P.M. Hameed, who has organised the C.H. Mohammed Koya Memorial Football Tournament for 30 years, says football tournaments never run on losses

P.M. Hameed is not bound by theories and arguments. For him, Kerala football has never been an enigma. It is still the most popular spectator sport. Yes, he understands that it has fallen into a state of stagnation which he measures by the fewer number of tournaments across the State. But Hameed is not willing to buy the argument that football tournaments are loss-making events and interest in the game has dwindled.

Hameed should know, for he has been single-handedly organising the C.H. Mohammed Koya Memorial Football Tournament for the past 30 years. Hameed’s work begins two months before the tournament. This one-man army collects funds, invites teams and referees and arrangeschairs at the venue.

Hameed recounts how the tournament got its name. “Stanley Mani, a friend and footballer, died in a boat accident near Vallarpadom. I had already decided to organise a tournament in Fort Kochi and wanted to name it after Stanley. But his family did not want this, not until a couple of years after the tragedy. And I could not wait as I had already begun preparations for the tournament. That was when C.H., the former Chief Minister of Kerala and an avid football fan, passed away. So, I named the tournament after him.”

For the first four years it was a Sevens tournament and was held at the Santa Cruz ground, Fort Kochi. “Some of the top teams and players such as I.M. Vijayan, Thobias, M.M. Jacob and many others have played in the tournament during its early days. The event was a breeding ground for young footballers.”

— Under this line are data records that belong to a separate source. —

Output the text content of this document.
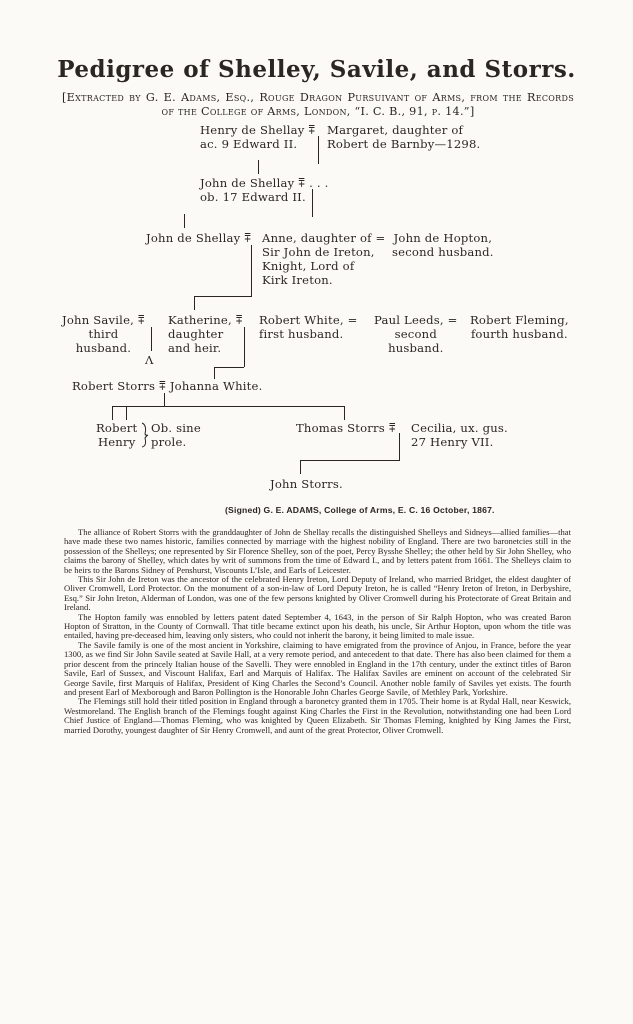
Pedigree of Shelley, Savile, and Storrs.
[Extracted by G. E. Adams, Esq., Rouge Dragon Pursuivant of Arms, from the Records of the College of Arms, London, “I. C. B., 91, p. 14.”]
Henry de Shellay ⩱
ac. 9 Edward II.
Margaret, daughter of
Robert de Barnby—1298.
John de Shellay ⩱ . . .
ob. 17 Edward II.
John de Shellay ⩱ Anne, daughter of =
Sir John de Ireton,
Knight, Lord of
Kirk Ireton.
John de Hopton,
second husband.
John Savile, ⩱
third
husband.
Λ
Katherine, ⩱
daughter
and heir.
Robert White, =
first husband.
Paul Leeds, =
second
husband.
Robert Fleming,
fourth husband.
Robert Storrs ⩱ Johanna White.
Robert
Henry
Ob. sine
prole.
Thomas Storrs ⩱ Cecilia, ux. gus.
27 Henry VII.
John Storrs.
(Signed) G. E. ADAMS, College of Arms, E. C. 16 October, 1867.

The alliance of Robert Storrs with the granddaughter of John de Shellay recalls the distinguished Shelleys and Sidneys—allied families—that have made these two names historic, families connected by marriage with the highest nobility of England. There are two baronetcies still in the possession of the Shelleys; one represented by Sir Florence Shelley, son of the poet, Percy Bysshe Shelley; the other held by Sir John Shelley, who claims the barony of Shelley, which dates by writ of summons from the time of Edward I., and by letters patent from 1661. The Shelleys claim to be heirs to the Barons Sidney of Penshurst, Viscounts L’Isle, and Earls of Leicester.

This Sir John de Ireton was the ancestor of the celebrated Henry Ireton, Lord Deputy of Ireland, who married Bridget, the eldest daughter of Oliver Cromwell, Lord Protector. On the monument of a son-in-law of Lord Deputy Ireton, he is called “Henry Ireton of Ireton, in Derbyshire, Esq.” Sir John Ireton, Alderman of London, was one of the few persons knighted by Oliver Cromwell during his Protectorate of Great Britain and Ireland.

The Hopton family was ennobled by letters patent dated September 4, 1643, in the person of Sir Ralph Hopton, who was created Baron Hopton of Stratton, in the County of Cornwall. That title became extinct upon his death, his uncle, Sir Arthur Hopton, upon whom the title was entailed, having pre-deceased him, leaving only sisters, who could not inherit the barony, it being limited to male issue.

The Savile family is one of the most ancient in Yorkshire, claiming to have emigrated from the province of Anjou, in France, before the year 1300, as we find Sir John Savile seated at Savile Hall, at a very remote period, and antecedent to that date. There has also been claimed for them a prior descent from the princely Italian house of the Savelli. They were ennobled in England in the 17th century, under the extinct titles of Baron Savile, Earl of Sussex, and Viscount Halifax, Earl and Marquis of Halifax. The Halifax Saviles are eminent on account of the celebrated Sir George Savile, first Marquis of Halifax, President of King Charles the Second’s Council. Another noble family of Saviles yet exists. The fourth and present Earl of Mexborough and Baron Pollington is the Honorable John Charles George Savile, of Methley Park, Yorkshire.

The Flemings still hold their titled position in England through a baronetcy granted them in 1705. Their home is at Rydal Hall, near Keswick, Westmoreland. The English branch of the Flemings fought against King Charles the First in the Revolution, notwithstanding one had been Lord Chief Justice of England—Thomas Fleming, who was knighted by Queen Elizabeth. Sir Thomas Fleming, knighted by King James the First, married Dorothy, youngest daughter of Sir Henry Cromwell, and aunt of the great Protector, Oliver Cromwell.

After the first four years the tournament was registered with the Kerala Football Association and for long, the Parade Ground, Fort Kochi, was the ‘permanent’ venue. “Football is more than a passion for the people in Fort Kochi, Mattancherry and the islands around. All I needed for a good crowd at the matches is some publicity. I used to hire an autorickshaw and have someone make announcements. Parade Ground used to be packed.”

Bad grounds

Hameed was forced to move out of Parade Ground for many reasons. “The condition of the ground became bad with hardly any maintenance. When one of the rain trees fell, stretching out into the ground, I ran from pillar to post to get this removed but failed, forcing me to move the tournament that year to the Maharaja’s College ground. Now, for the past two years the venue has been the beautiful Sacred Heart College ground.”

This year, the 30th edition of the tournament, had 12 teams from the district. Hameed puts the costs for this year at approximately Rs. 80,000. “This includes match fee for teams on all playing days, food, officials’ fees and miscellaneous expenses. Every year the expenses keep mounting. Crowd funding alone may not be enough to keep the tournament going. But the tournament has never been in the red. No football tournament runs into a loss here. I know of organisers who simply state losses on paper.” The money Hameed saves from each edition of the tournament goes into running of his own club, Blaze Cochin.

Hameed’s budget forces him to restrict his tournament to 12 teams. “There are 72 registered clubs in the district. But I can accommodate only 12. The only other tournament here is the one organised by Don Bosco and there are few tournaments in the State. This means so many young footballers are deprived of a chance to play. And hence, a fall in standards,” says Hameed, who now stays at Alangad, near Aluva.

Joining Hameed in his endeavour are his friends, Joseph, Ummer and Johnson. “You don’t need a committee to organise a tournament. My dream is an all-India tournament which will cost Rs. 10-15 lakh with floodlights and all. If I manage this, say if I win a lottery, I need just these three friends to organise it,” he says.

Nothing seems to dampen Hameed’s enthusiasm. He goes about his mission with a cheery smile, unshakeable confidence. “My wife who has stood with me through all my eccentricities told me the other day that my children have now grown up; I have become old and it was time I stop getting involved in this tournament. I told her I’ll do it till I die,” Hameed says even as he runs into the ground picking up the bits of paper, clearing it before the referee blows the whistle.